Sakalar evlere suyu, ilk başlangıçta “kırba” denilen ten tulumlarla taşırlardı. Kırbalar. 45-50 litre kadar su alır, sakaların omuzlarına geniş, ten bir kayışla asılırdı. Sakalar kırbaların altına, ciğerlerini rutubetten korumak için ten bir yelek giyerlerdi. Görünüş itibariyle çirkin olan kırba, su taşımak için oldukça ergonomik bir araçtı. Sakalar, evlerin önüne geldikleri vakit kapının önüne sıralanmış kovalara ya da içeride bulunan büyük, ağzı tülbentle kapalı bulunan küplere kırbanın fil hortumu benzer biçimde uzanan meşin borusuyla suyu boşaltırlardı. Su boşaltıldıktan sonrasında saka, hortumu kırbanın üstündeki çengele takarak başka bir eve doğru yola koyulurdu.
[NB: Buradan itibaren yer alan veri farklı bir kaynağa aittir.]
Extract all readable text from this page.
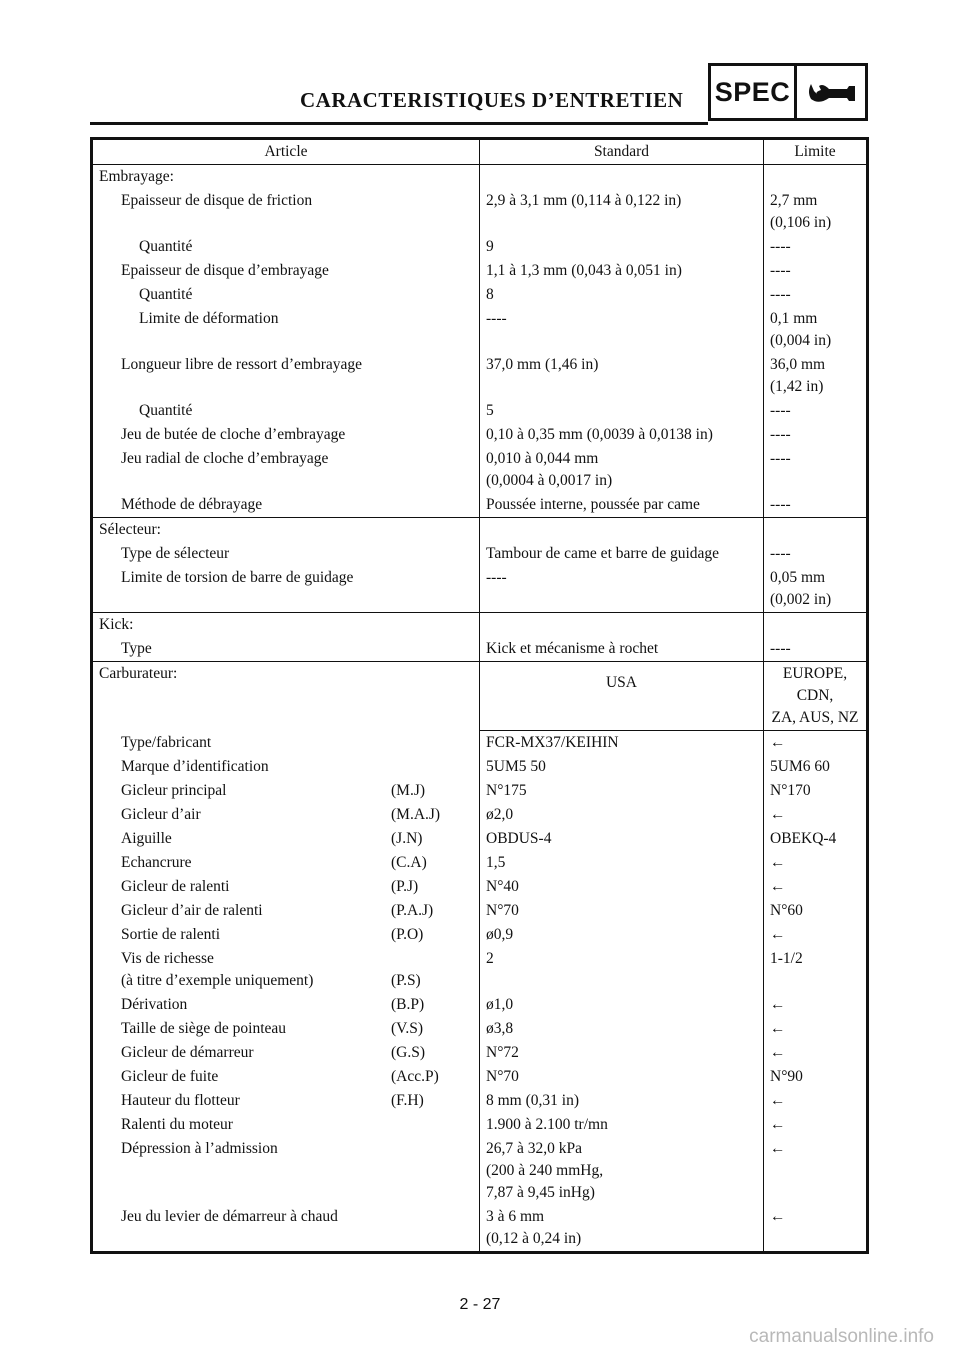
CARACTERISTIQUES D’ENTRETIEN SPEC
Article	Standard	Limite
Embrayage:		
Epaisseur de disque de friction	2,9 à 3,1 mm (0,114 à 0,122 in)	2,7 mm
(0,106 in)
Quantité	9	----
Epaisseur de disque d’embrayage	1,1 à 1,3 mm (0,043 à 0,051 in)	----
Quantité	8	----
Limite de déformation	----	0,1 mm
(0,004 in)
Longueur libre de ressort d’embrayage	37,0 mm (1,46 in)	36,0 mm
(1,42 in)
Quantité	5	----
Jeu de butée de cloche d’embrayage	0,10 à 0,35 mm (0,0039 à 0,0138 in)	----
Jeu radial de cloche d’embrayage	0,010 à 0,044 mm
(0,0004 à 0,0017 in)	----
Méthode de débrayage	Poussée interne, poussée par came	----
Sélecteur:		
Type de sélecteur	Tambour de came et barre de guidage	----
Limite de torsion de barre de guidage	----	0,05 mm
(0,002 in)
Kick:		
Type	Kick et mécanisme à rochet	----
Carburateur:	USA	EUROPE, CDN,
ZA, AUS, NZ
Type/fabricant	FCR-MX37/KEIHIN	←
Marque d’identification	5UM5 50	5UM6 60
Gicleur principal (M.J)	N°175	N°170
Gicleur d’air (M.A.J)	ø2,0	←
Aiguille (J.N)	OBDUS-4	OBEKQ-4
Echancrure (C.A)	1,5	←
Gicleur de ralenti (P.J)	N°40	←
Gicleur d’air de ralenti (P.A.J)	N°70	N°60
Sortie de ralenti (P.O)	ø0,9	←
Vis de richesse
(à titre d’exemple uniquement) (P.S)	2	1-1/2
Dérivation (B.P)	ø1,0	←
Taille de siège de pointeau (V.S)	ø3,8	←
Gicleur de démarreur (G.S)	N°72	←
Gicleur de fuite (Acc.P)	N°70	N°90
Hauteur du flotteur (F.H)	8 mm (0,31 in)	←
Ralenti du moteur	1.900 à 2.100 tr/mn	←
Dépression à l’admission	26,7 à 32,0 kPa
(200 à 240 mmHg,
7,87 à 9,45 inHg)	←
Jeu du levier de démarreur à chaud	3 à 6 mm
(0,12 à 0,24 in)	←
2 - 27
carmanualsonline.info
Bir takım sakalar, kırbaları sırtlarına vurarak dolaşırlarken bazıları da daha çok para kazanabilmek için at ya da eşeğin sırtına üç-dört kırba asarak ticaretlerini sürdürürlerdi. Atla dolaşan kırbalar özellikle lokanta, kahve benzer biçimde çok oranda su tüketen bölgelere satış yaparlardı. Müşteriler, paralarını aydan aya kırba hesabıyla öderlerdi. Çetele ya da kertme geleneği oldukça yaygındı. Saka, her gün bıraktığı kırba sayısı kadar evin kapısının kenarına tebeşirle işaret koyar, ay sonunda bu tür durumlar toplanırdı. Fakat nerede ise her ay müşterilerle saka içinde çetele kavgası asla noksan olmazdı. Hattâ bir takım müşteriler, sakaların onası kesik tebeşir kullandığını bir çekişte aslen iki çizgi çizerek hile yaptıklarını iddia ederlerdi. 19. yyın sonundan itibaren kırbayla su taşıma geleneği de ortadan kalkmıştı. Hamidiye. Terkos suyu taşıyan sakalar, sularını gaz ya da zeytinyağı tenekelerine doldurarak at otomobilleriyle satmaya başlamışlardı.
Sakaların görevlerinden birisi de yangın çıkmış olduğu vakit su taşımaktı. Su nazırının maiyetindeki Sakalar Ocağında bulunanlar bu işle görevliydiler.
Yeniçeri Ocağının su ihtiyacı, sakalar tarafınca karşılanırdı. II. Mahmud’un (18081839) 1826’da Vak’a-i Hayriye ile bu ocağı kapatmasıyla bunların ismi sebilciye çevrildi.
Sarayda sakabaşının emrinde bulunan sakalar, sularını gümüş kaplar içinde taşıdıklarından kendilerine “sakayân-ı sîm-i hassa” ismi verilmişti. Sakabaşı, divan toplantısı olduğu günlerde erkâna şerbet dağıtırdı. Sakabaşılar, aslen baltacılar arasından seçilirken usule aykırı davranışlarından dolayı. I. Mahmud zamanından (17301754) itibaren hasekiler arasından seçilmeye başlanmıştı.
İstanbul’da sakalar bir takım semtlerde 1950′ li yılların sonuna kadar hizmet vermeye devam etmişlerdir.